Talent is a big problem in our industry. Sometimes, it's cheaper to buy a company than to find engineers, and some have lots of capital and see a market opportunity.
THL [Thomas H. Lee Partners] has been successful at this, acquiring Brooks Automation's Semiconductor Solutions Group. SoftBank's $2.8 billion acquisition of 40% of AutoStore is the stuff of legends.
Another axis of consolidation to consider is companies that possessed technology that couldn’t stand on its own but is cool. There are some really interesting components, like perception AI to predict traffic flows from camera data. That's abstract enough that very few end customers that know what to do with it.
SVT is partnering with Ox on augmented reality picking. Integrating AMRs [autonomous mobile robots] with voice picking—there's so much upside from these types of human augmentation.
We pride ourselves that we’re the “Switzerland of robotics.” We're machine-agnostic. There are companies that we think do a great job, but we're not working on selling their robots, but to connect with great technology that's available.
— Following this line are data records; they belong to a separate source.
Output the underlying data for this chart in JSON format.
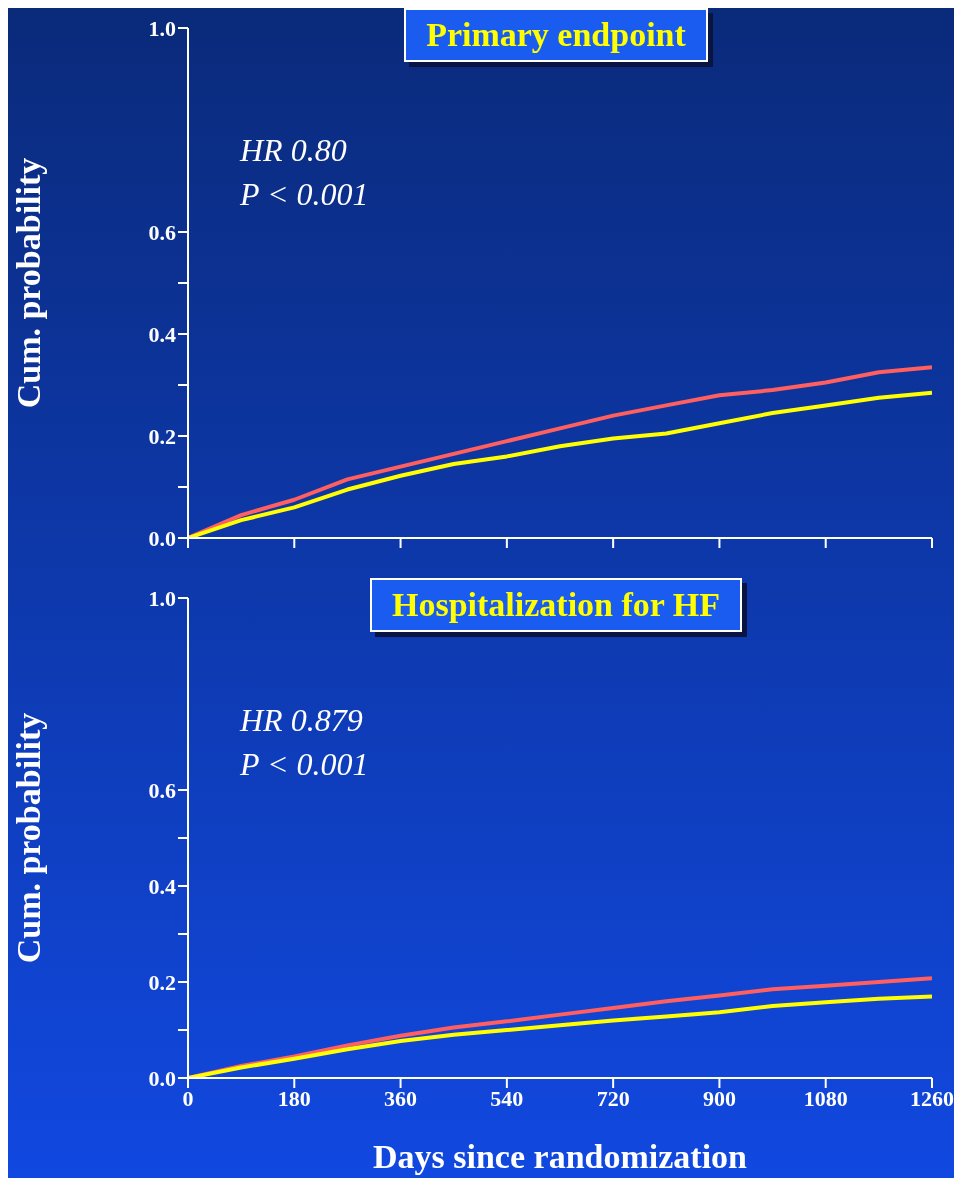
{
  "chart_data": [
    {
      "type": "line",
      "title": "Primary endpoint",
      "ylabel": "Cum. probability",
      "annotations": [
        "HR 0.80",
        "P < 0.001"
      ],
      "x": [
        0,
        90,
        180,
        270,
        360,
        450,
        540,
        630,
        720,
        810,
        900,
        990,
        1080,
        1170,
        1260
      ],
      "series": [
        {
          "color": "#ff5f5f",
          "values": [
            0,
            0.045,
            0.075,
            0.115,
            0.14,
            0.165,
            0.19,
            0.215,
            0.24,
            0.26,
            0.28,
            0.29,
            0.305,
            0.325,
            0.335
          ]
        },
        {
          "color": "#ffff00",
          "values": [
            0,
            0.035,
            0.06,
            0.095,
            0.122,
            0.145,
            0.16,
            0.18,
            0.195,
            0.205,
            0.225,
            0.245,
            0.26,
            0.275,
            0.285
          ]
        }
      ],
      "xlim": [
        0,
        1260
      ],
      "xticks": [
        0,
        180,
        360,
        540,
        720,
        900,
        1080,
        1260
      ],
      "ylim": [
        0,
        1
      ],
      "yticks": [
        {
          "value": 0,
          "label": "0.0"
        },
        {
          "value": 0.1,
          "label": null
        },
        {
          "value": 0.2,
          "label": "0.2"
        },
        {
          "value": 0.3,
          "label": null
        },
        {
          "value": 0.4,
          "label": "0.4"
        },
        {
          "value": 0.5,
          "label": null
        },
        {
          "value": 0.6,
          "label": "0.6"
        },
        {
          "value": 1,
          "label": "1.0"
        }
      ],
      "tick_labels": "y",
      "marker": "none",
      "line_style": "solid"
    },
    {
      "type": "line",
      "title": "Hospitalization for HF",
      "ylabel": "Cum. probability",
      "xlabel": "Days since randomization",
      "annotations": [
        "HR 0.879",
        "P < 0.001"
      ],
      "x": [
        0,
        90,
        180,
        270,
        360,
        450,
        540,
        630,
        720,
        810,
        900,
        990,
        1080,
        1170,
        1260
      ],
      "series": [
        {
          "color": "#ff5f5f",
          "values": [
            0,
            0.025,
            0.045,
            0.068,
            0.088,
            0.105,
            0.118,
            0.132,
            0.146,
            0.16,
            0.172,
            0.185,
            0.192,
            0.2,
            0.208
          ]
        },
        {
          "color": "#ffff00",
          "values": [
            0,
            0.022,
            0.04,
            0.06,
            0.077,
            0.09,
            0.1,
            0.11,
            0.12,
            0.128,
            0.137,
            0.15,
            0.158,
            0.165,
            0.17
          ]
        }
      ],
      "xlim": [
        0,
        1260
      ],
      "xticks": [
        0,
        180,
        360,
        540,
        720,
        900,
        1080,
        1260
      ],
      "ylim": [
        0,
        1
      ],
      "yticks": [
        {
          "value": 0,
          "label": "0.0"
        },
        {
          "value": 0.1,
          "label": null
        },
        {
          "value": 0.2,
          "label": "0.2"
        },
        {
          "value": 0.3,
          "label": null
        },
        {
          "value": 0.4,
          "label": "0.4"
        },
        {
          "value": 0.5,
          "label": null
        },
        {
          "value": 0.6,
          "label": "0.6"
        },
        {
          "value": 1,
          "label": "1.0"
        }
      ],
      "marker": "none",
      "line_style": "solid"
    }
  ]
}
How do you assess new robots?
Schultz: It's important for us to know who's mature and who's more nascent. SVT is constantly scoping the market and seeing what technologies we should introduce to our customer base. It's part of our commitment to educating ourselves.
Humans in the loop and RaaS
What do you think about “lights-out” facilities versus “human-in-the-loop” automation?
Schultz: The human in the loop is important. That's not to say that a lights-out warehouse is impossible, but only a few companies can embrace this.
In order to have supply chains that are partly automated, how robots interact with humans matters. The best companies are those that recognize how they will interact.
For example, Gideon has a robot for truck unloading, and it's getting into case picking. Plus One Robotics has exploded on the market, and 6RS and Locus are pure human-in-the-loop robotics.
The companies getting adoption have a strong trajectory—you can drop their robots into a brownfield environment, and they can augment peak activities.
What about the robotics-as-a-service (RaaS) model? Is it helping robot fleets spread?
Schultz: You want to de-risk companies' ability to adopt automation. Maintenance technicians are one of the most underestimated roles. These facilities have people used to maintaining forklifts and other equipment, but not robots.
Locus has made the RaaS model really simple. We've worked with them at a customer site that normally runs 25 robots and at peak asked for 25 more. It then shipped them back at the end of that time.
There's the ability to scale and work with existing operations or having to buy 50, nine of which aren't working, or buying 25 and figuring out a workaround.
Some companies are offering RaaS models that are a bit kludgy, more like a capital lease.
Looking ahead to 2023
What are some of the challenges operators face this year?
Schultz: We've got investors who monitor the markets, and we've seen that even if there's a recession, some companies will have a war chest, while others won't automate for fear of their businesses. The companies that are strong will double down on robots to absorb capacity.
The problem right now with the supply chain industry is capacity. That's partly why there are so many robot companies. There's so much demand that they can have a tiny market share and still have a viable business.
Some operators have been inactive over a few years, and the bill will come due, and it will be that much harder [to automate].
What do you expect for logistics in 2023?
Schultz: I believe that 2023 will be the year that the bulk of 3PLs [third-party logistics providers] will really lean into automation. More will get into automation space, not with micropilots – DHL, Geodis, and GXO have been at it for a while.
Over a third of the top 20 3PLs have been cutting their teeth with one or two systems to get internal confidence and competence. Add in macroeconomic conditions where they were not just able to throw bodies at the problem, and lean supply chains are out.
2023 will be the tipping point for the 3PL market to really embrace automation.